1 Jul 2010

TUGAS KONSEP DESAIN (Aluminium Profil)



KONSEP DESAIN

( PROFIL ALUMINIUM )

Oleh :

Agus Supriyadi

Teknik Industri / Semester 2

SEKOLAH TINGGI TEKNOLOGI MUTU MUHAMMADAIYAH

TANGERANG

1

Kata Pengantar

Puji syukur kita panjatkan ke hadirat Tuhan Yang Maha Esa, atas terbentuknya Tugas Makalah Konsep Desain ini. Tak lupa kami mengucapkan banyak terima kasih kepada pihak-pihak yang telah turut berpartisipasi dalam penyusunan Makalah ini.

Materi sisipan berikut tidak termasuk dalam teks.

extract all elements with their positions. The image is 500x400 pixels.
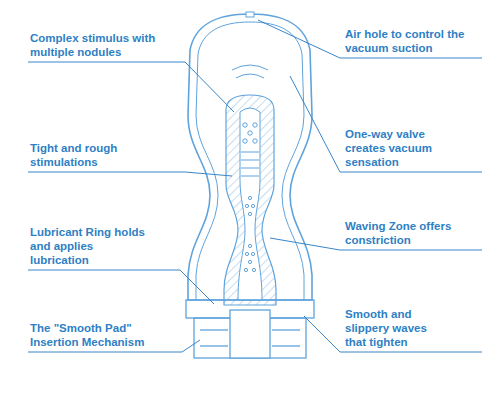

Makalah ini di susun agar dapat dipelajari setiap mahasiswa, untuk menambah wawasan tentang inovasi sebuah Desain. Namun, makalah ini tidak dapat diselesaikan apabila tanpa dukungan dari rekan-rekan semua dan terutama Dosen kami, yang telah bersedia dengan ikhlas mengajarkan kami tentang inovasi desain.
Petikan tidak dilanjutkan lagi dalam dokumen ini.